Montag, 7. Dezember 2009
England
Es gibt so vieles, das richtig toll an England ist. Englische Autos beispielsweise oder auch der Cockneyakzent von Damon Albarn. Toll sind auch die musischen Beiträge von der Insel oder die Tatsache, dass die Engländer jedes wichtige Fußballspiel gegen Deutschland verloren haben bis auf eines und das beruht auf der übelsten Fehlentscheidung eines Linienrichters aller Zeiten, aber das ist eine andere Geschichte.

Aber das Klassenbewusstsein ist ziemlich ausgeprägt in England, ich glaube, die Engländer haben das quasi erfunden. Kein Wunder, dass der Kalle Marx nach zig Jahren London irgendwann mal auf das kam, worauf er eben kam.....

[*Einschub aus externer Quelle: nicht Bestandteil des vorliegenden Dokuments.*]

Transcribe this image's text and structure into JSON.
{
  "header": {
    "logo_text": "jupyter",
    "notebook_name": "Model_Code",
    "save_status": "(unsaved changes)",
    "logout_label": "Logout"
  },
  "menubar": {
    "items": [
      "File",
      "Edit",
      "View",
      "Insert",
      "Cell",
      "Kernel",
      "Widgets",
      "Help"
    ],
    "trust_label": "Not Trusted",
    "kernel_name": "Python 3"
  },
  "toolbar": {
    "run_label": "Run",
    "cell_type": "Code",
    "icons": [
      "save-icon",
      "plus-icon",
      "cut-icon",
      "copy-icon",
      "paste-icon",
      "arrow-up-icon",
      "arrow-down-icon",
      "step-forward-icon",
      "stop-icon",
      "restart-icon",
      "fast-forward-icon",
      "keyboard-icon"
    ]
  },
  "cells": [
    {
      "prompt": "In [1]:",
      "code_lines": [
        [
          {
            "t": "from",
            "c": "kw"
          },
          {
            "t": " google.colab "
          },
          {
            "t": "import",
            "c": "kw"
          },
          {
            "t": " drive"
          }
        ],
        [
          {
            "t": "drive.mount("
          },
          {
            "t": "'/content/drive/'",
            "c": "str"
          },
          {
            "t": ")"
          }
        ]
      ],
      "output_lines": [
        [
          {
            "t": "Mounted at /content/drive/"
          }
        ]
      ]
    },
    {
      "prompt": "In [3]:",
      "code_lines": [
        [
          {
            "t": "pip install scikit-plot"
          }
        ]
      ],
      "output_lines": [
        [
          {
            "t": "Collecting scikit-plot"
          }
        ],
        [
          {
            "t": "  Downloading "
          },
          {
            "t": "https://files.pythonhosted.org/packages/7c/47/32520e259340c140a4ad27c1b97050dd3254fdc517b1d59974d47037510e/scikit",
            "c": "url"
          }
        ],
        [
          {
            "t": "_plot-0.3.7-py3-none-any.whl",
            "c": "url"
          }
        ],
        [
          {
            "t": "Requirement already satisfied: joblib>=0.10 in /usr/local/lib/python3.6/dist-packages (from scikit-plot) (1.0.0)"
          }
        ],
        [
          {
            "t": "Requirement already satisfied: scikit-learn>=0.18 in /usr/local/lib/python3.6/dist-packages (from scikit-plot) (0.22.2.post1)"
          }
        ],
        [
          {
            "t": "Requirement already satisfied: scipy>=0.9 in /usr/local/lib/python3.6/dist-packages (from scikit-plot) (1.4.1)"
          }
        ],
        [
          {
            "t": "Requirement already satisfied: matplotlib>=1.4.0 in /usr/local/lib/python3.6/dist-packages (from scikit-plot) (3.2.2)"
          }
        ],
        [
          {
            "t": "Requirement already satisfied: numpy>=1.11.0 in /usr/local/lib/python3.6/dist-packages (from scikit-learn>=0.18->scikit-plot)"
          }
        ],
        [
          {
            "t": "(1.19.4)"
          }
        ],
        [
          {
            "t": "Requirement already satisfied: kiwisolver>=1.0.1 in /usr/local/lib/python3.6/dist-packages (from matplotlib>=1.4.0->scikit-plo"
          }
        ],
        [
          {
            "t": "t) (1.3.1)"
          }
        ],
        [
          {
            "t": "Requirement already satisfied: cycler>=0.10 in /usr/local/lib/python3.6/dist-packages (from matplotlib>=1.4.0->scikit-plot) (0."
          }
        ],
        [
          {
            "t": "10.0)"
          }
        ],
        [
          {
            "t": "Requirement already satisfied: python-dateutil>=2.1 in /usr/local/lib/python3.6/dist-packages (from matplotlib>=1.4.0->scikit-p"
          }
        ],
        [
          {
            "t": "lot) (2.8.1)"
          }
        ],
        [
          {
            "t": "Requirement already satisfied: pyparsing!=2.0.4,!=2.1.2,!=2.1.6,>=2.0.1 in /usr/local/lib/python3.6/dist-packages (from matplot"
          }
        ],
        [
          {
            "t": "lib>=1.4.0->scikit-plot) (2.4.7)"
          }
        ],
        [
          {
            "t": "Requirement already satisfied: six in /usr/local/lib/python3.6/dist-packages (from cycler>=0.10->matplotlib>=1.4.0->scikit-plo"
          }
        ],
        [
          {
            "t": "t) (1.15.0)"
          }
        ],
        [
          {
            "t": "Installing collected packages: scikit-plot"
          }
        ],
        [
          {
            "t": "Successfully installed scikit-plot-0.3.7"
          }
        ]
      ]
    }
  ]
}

Ich hatte mal Gelegenheit, mit der englischen Arbeiterklasse in Kontakt zu kommen und das ist in konzentrierter Form schon mal ein soziologisches Studium an sich. Mein grausamstes lukullisches Erleben war diese Engländerin, die am frühen Morgen um 7nochwas zum Kühlschrank schlurfte, eine Dose Bohnen rausholte, diese öffnete und das dann auf ungetoasteten Schlabbertoast goss und ich in diesem Moment froh war, dass ich noch nicht gegessen hatte.

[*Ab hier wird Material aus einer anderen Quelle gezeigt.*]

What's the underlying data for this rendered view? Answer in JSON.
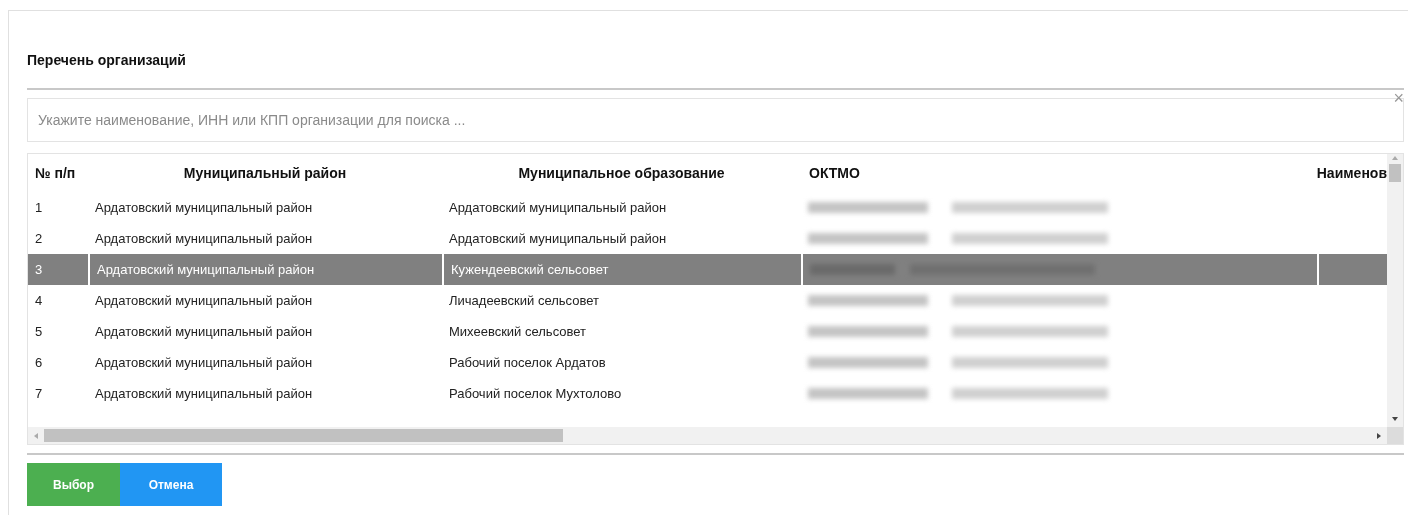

Und dann war da noch Malta. Das ist ein eher nicht ganz so sehenswerter Steinhaufen im Mittelmeer, aber das weiß ich erst jetzt. Damals war das noch das Exil von Philip Boa und damit irgendwie cool, aber auch nur auf den ersten Blick. Auf den zweiten Blick waren da enorm viele Engländer. Viel zu viele Engländer. Zigtausende Workingclassheros, die morgens fetttriefende Würstchen und gegrillte Tomaten und matschige Rühreier in sich reinschaufeln und aussehen als hätten sie sich von Pumuckl den Kopf und von Ottfried Fischer den Körper geliehen und das alles mit selbstgemachten Tattoos während eines Vollsuffs verziert. Ich glaub ja, einige Prachtexemplare pinkeln ins Badewasser damit das überhaupt warm wird.

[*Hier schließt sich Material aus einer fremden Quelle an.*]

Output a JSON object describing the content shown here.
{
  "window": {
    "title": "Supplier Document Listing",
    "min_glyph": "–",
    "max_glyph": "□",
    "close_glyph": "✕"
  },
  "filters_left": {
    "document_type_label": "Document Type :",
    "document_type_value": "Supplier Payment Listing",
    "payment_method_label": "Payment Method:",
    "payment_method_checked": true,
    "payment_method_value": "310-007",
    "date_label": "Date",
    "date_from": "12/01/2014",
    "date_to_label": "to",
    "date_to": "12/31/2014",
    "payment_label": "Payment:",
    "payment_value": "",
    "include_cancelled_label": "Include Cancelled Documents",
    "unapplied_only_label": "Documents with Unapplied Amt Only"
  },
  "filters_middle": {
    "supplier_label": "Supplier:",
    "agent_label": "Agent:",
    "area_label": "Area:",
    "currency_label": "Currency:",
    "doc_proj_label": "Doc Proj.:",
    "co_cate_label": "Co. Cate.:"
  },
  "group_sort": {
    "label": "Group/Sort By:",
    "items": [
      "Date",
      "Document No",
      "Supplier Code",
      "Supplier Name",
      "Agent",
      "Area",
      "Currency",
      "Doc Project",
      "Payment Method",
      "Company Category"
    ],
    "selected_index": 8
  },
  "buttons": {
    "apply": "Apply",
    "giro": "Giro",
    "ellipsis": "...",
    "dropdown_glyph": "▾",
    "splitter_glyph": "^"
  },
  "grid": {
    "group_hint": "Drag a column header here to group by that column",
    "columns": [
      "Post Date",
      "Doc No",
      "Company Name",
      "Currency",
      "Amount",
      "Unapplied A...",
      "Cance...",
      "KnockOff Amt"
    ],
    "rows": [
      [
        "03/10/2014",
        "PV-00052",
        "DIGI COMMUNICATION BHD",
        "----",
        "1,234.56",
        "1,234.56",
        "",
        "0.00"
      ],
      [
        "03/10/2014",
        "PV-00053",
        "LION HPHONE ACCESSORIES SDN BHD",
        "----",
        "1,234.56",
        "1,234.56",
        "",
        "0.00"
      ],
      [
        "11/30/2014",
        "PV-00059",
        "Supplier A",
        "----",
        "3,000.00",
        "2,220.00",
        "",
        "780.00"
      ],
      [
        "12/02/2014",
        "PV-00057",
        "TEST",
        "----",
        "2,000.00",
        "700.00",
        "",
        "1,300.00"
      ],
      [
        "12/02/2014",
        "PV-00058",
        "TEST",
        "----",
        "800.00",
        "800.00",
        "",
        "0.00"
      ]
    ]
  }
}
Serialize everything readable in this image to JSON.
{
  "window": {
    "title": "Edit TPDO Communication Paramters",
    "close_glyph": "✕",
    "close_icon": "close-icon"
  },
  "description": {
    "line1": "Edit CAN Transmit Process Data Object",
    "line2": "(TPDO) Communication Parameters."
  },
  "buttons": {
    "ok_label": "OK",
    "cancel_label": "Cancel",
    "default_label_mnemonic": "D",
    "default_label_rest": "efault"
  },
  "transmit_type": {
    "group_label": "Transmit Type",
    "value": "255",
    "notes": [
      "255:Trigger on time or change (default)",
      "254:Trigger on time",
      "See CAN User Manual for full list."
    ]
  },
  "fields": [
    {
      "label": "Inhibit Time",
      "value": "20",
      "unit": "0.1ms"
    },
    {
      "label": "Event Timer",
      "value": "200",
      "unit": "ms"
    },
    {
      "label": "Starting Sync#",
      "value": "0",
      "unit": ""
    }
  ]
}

Im Prinzip können einem die Engländer ja Leid tun. Sie können so lange in der prallen Sonne brutzeln wie sie wollen, sie werden nie braun. Stattdessen ähnelt die typische Engländerbirne auch nach 2 Wochen Dauersonne irgendwann sehr dem Hotbutton bei 9 Live und wenn man sich so manches Benehmen betrachtet, wünscht man sich, dass da endlich mal einer zuschlägt, aber wie bei 9 Live passiert auch da immer viel zu lange nix.

Häme ist jetzt aber völlig fehl am Platz. Weil: Gegen Jungs wie diese haben unsere Vorfahren zwei Weltkriege verloren und insgeheim weigert man sich ja, da nun Rückschlüsse auf sich selbst ziehen zu wollen.

Da tröstet es dann, wenn es dieses Orangenmarmeladeengland gibt, die sensationell auf gebuttertem Toast schmeckt, in diesem Fall jedoch aus Schottland stammt. Aber immerhin haben Barbourjacken meine Jugend geprägt und die haben wir erst ausgezogen, als unsere Mütter damit ankamen.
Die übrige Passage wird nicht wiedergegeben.